Ami Butini è uno dei rari proprietari svizzeri di piantagioni schiaviste (schiavitù) nel Suriname ad averne diretto personalmente lo sfruttamento in loco. Parallelamente alla gestione della sua tenuta, svolse il ruolo di consigliere giuridico a Paramaribo. Finora non esistono fonti che permettano di determinare la superficie della piantagione Tulpenburg, il numero di persone ridotte in schiavitù che vi lavoravano, il tipo di coltivazioni o la sua eventuale redditività. Parente di Jean-François Butini, sostenitore dell’abolizionismo, Ami Butini sarebbe probabilmente caduto nell’oblio se non avesse nutrito un interesse per l'etnografia (etnologia, antropologia). Fin dal suo arrivo in Suriname, collezionò oggetti che lo affascinavano. Durante un soggiorno a Ginevra nel 1759, donò alla biblioteca pubblica (l'attuale Bibliothèque de Genève) un insieme di pezzi «esotici» per arricchire il gabinetto delle curiosità dell'istituzione.
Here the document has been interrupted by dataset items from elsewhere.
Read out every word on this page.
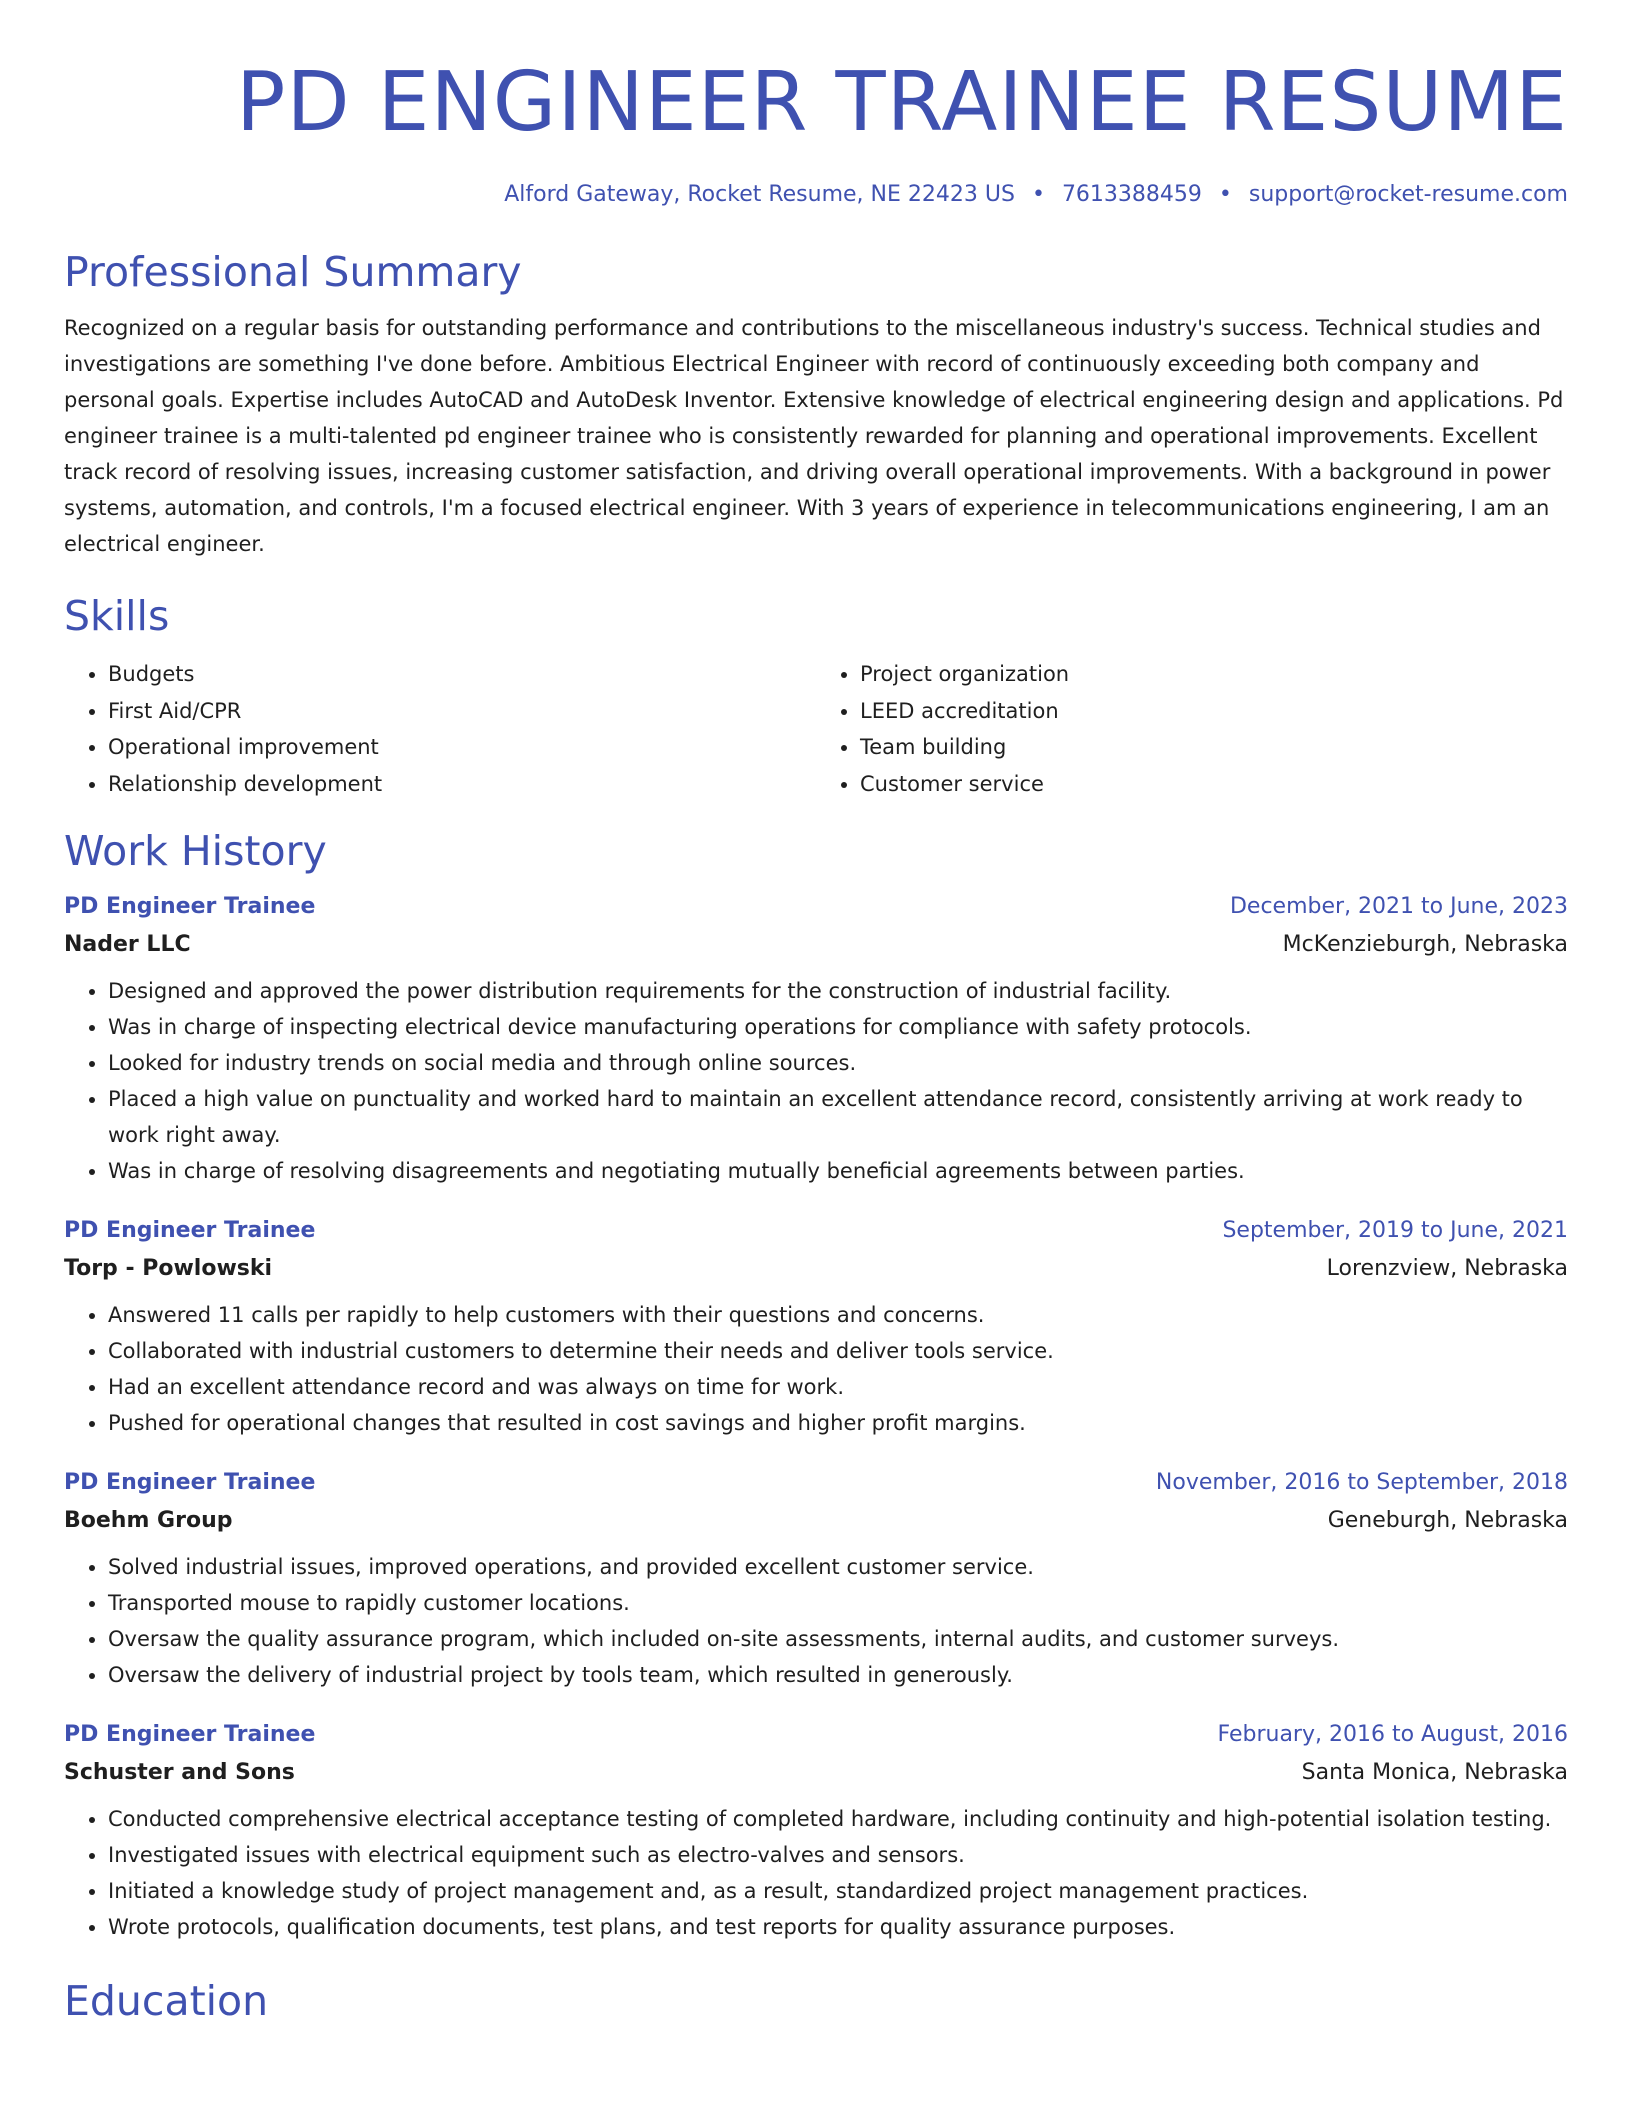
PD ENGINEER TRAINEE RESUME
Alford Gateway, Rocket Resume, NE 22423 US • 7613388459 • support@rocket-resume.com
Professional Summary

Recognized on a regular basis for outstanding performance and contributions to the miscellaneous industry's success. Technical studies and investigations are something I've done before. Ambitious Electrical Engineer with record of continuously exceeding both company and personal goals. Expertise includes AutoCAD and AutoDesk Inventor. Extensive knowledge of electrical engineering design and applications. Pd engineer trainee is a multi-talented pd engineer trainee who is consistently rewarded for planning and operational improvements. Excellent track record of resolving issues, increasing customer satisfaction, and driving overall operational improvements. With a background in power systems, automation, and controls, I'm a focused electrical engineer. With 3 years of experience in telecommunications engineering, I am an electrical engineer.

Skills
• Budgets
• First Aid/CPR
• Operational improvement
• Relationship development
• Project organization
• LEED accreditation
• Team building
• Customer service
Work History
PD Engineer Trainee	December, 2021 to June, 2023
Nader LLC	McKenzieburgh, Nebraska
• Designed and approved the power distribution requirements for the construction of industrial facility.
• Was in charge of inspecting electrical device manufacturing operations for compliance with safety protocols.
• Looked for industry trends on social media and through online sources.
• Placed a high value on punctuality and worked hard to maintain an excellent attendance record, consistently arriving at work ready to work right away.
• Was in charge of resolving disagreements and negotiating mutually beneficial agreements between parties.
PD Engineer Trainee	September, 2019 to June, 2021
Torp - Powlowski	Lorenzview, Nebraska
• Answered 11 calls per rapidly to help customers with their questions and concerns.
• Collaborated with industrial customers to determine their needs and deliver tools service.
• Had an excellent attendance record and was always on time for work.
• Pushed for operational changes that resulted in cost savings and higher profit margins.
PD Engineer Trainee	November, 2016 to September, 2018
Boehm Group	Geneburgh, Nebraska
• Solved industrial issues, improved operations, and provided excellent customer service.
• Transported mouse to rapidly customer locations.
• Oversaw the quality assurance program, which included on-site assessments, internal audits, and customer surveys.
• Oversaw the delivery of industrial project by tools team, which resulted in generously.
PD Engineer Trainee	February, 2016 to August, 2016
Schuster and Sons	Santa Monica, Nebraska
• Conducted comprehensive electrical acceptance testing of completed hardware, including continuity and high-potential isolation testing.
• Investigated issues with electrical equipment such as electro-valves and sensors.
• Initiated a knowledge study of project management and, as a result, standardized project management practices.
• Wrote protocols, qualification documents, test plans, and test reports for quality assurance purposes.
Education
Fu la prima volta che manufatti e campioni di origine amerindia entrarono a far parte della raccolta, fino ad allora composta principalmente da mirabilia provenienti dall'Oriente e dall'Asia. La donazione era composta da una quarantina di oggetti, successivamente confluiti nelle collezioni del Musée d’ethnographie de Genève, tra cui una parure di denti di un grande felino e un flauto ricavato dal femore di una donna autoctona; comprendeva inoltre innumerevoli barattoli contenenti campioni della flora e della fauna del Suriname, conservati nel rum o nell'aceto. Un feto umano di origine africana, preservato in un liquore zuccherino e anch'esso parte del lotto di Butini, testimonia inoltre la disumanizzazione delle persone schiavizzate nell’Europa del XVIII secolo (razzismo).